Most septic tank owners are well versed on how often to pump their septic tank, whether by yourself or with a company, like 24 Hr Emergency Septic Service. Allowing the tank to get too full results in less space for clear wastewater inside, leading to an over-accumulation of sludge.  By then, your septic tank solids can flow into the soil absorption area, turning your yard into a very undesirable swamp. Or worse, wastewater backs up into your home. Incredibly, there are times when you should not pump your septic tank. Here are three critical times when pumping the septic tank can be dangerous or cause damage to your septic system.

Right Before Buying A Home

It might seem courteous when the sellers of a home have the septic tank pumped for you before you move in.
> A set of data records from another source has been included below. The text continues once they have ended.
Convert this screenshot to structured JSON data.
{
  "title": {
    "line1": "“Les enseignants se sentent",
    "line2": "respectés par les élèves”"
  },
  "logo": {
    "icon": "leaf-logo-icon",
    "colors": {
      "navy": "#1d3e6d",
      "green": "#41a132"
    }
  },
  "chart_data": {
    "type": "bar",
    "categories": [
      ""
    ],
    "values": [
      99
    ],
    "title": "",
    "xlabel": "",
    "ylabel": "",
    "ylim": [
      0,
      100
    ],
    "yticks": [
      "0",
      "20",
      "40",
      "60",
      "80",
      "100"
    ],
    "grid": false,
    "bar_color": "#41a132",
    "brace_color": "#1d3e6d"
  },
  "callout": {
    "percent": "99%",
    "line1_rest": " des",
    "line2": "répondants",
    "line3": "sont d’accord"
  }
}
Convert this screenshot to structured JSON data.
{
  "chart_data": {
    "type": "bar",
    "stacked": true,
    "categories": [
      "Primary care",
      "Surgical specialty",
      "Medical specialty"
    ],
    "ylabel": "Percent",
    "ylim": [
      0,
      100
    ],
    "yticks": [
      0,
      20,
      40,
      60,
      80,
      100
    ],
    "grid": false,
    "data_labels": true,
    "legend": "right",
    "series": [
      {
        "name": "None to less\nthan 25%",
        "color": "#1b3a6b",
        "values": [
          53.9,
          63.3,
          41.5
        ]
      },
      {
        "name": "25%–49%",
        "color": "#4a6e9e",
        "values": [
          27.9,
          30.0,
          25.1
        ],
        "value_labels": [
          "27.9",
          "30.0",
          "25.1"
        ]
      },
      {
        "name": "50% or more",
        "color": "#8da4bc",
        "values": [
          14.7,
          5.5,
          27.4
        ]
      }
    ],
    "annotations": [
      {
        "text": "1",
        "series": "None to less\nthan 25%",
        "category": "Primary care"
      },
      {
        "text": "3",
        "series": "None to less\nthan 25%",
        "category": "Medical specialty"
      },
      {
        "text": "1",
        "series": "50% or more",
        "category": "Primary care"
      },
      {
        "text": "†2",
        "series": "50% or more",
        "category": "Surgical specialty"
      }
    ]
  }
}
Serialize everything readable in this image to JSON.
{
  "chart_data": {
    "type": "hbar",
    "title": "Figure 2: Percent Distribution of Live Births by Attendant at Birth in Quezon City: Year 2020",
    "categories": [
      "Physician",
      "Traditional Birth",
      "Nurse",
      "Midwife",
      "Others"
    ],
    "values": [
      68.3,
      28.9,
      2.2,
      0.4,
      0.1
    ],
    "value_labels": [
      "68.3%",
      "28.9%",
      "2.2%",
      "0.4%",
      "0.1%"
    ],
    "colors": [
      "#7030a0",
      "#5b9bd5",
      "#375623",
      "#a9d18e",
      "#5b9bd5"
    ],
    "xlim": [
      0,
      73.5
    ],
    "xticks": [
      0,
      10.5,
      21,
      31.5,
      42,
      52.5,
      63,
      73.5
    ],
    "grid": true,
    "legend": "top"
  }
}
Out with the old and in with the new, so to speak. A normal part of the home buying process includes a home inspection, and a home with a septic tank will require an inspection and test as part of that. As a buyer, you need to know the location, age, and condition of the septic tank, including what type of equipment is involved.

Unfortunately, a freshly pumped, completely empty tank prevents the inspector from:

  • Using a dye test to find evidence of a backup or breakout in the drain field or yard.
  • Discovering potential failures to the septic system
  • Predicting problems when the tank later becomes filled after you move-in

When you're considering buying a home with a septic tank, make sure the home inspection occurs while the tank is untouched. This way, there are no surprises with your septic system after you move in. Then go ahead and have it pumped after it passes and you take possession.

During Area Flooding

If your area just experienced a hurricane or other heavy rainfall or flooding and ground water is very high, do not pump your septic tank. During this time an empty tank is prone to being filled with mud, silt and floodwaters that have to be removed during the cleanup process.  Or worse, your empty tank will actually become buoyant enough to float out of the ground, breaking septic piping. Once groundwater levels have returned to normal you can pump your tank if necessary.

When You're Uncertain Of Tank Age Or Condition

It seems logical that an old tank should be emptied because it could be full, but this is simply not the case. An older, fragile tank that suddenly becomes empty may collapse. Sometimes, a tank may be constructed of unknown material and could be otherwise damaged during the pumping process. Instead, have the tank and system inspected by a professional before having it pumped.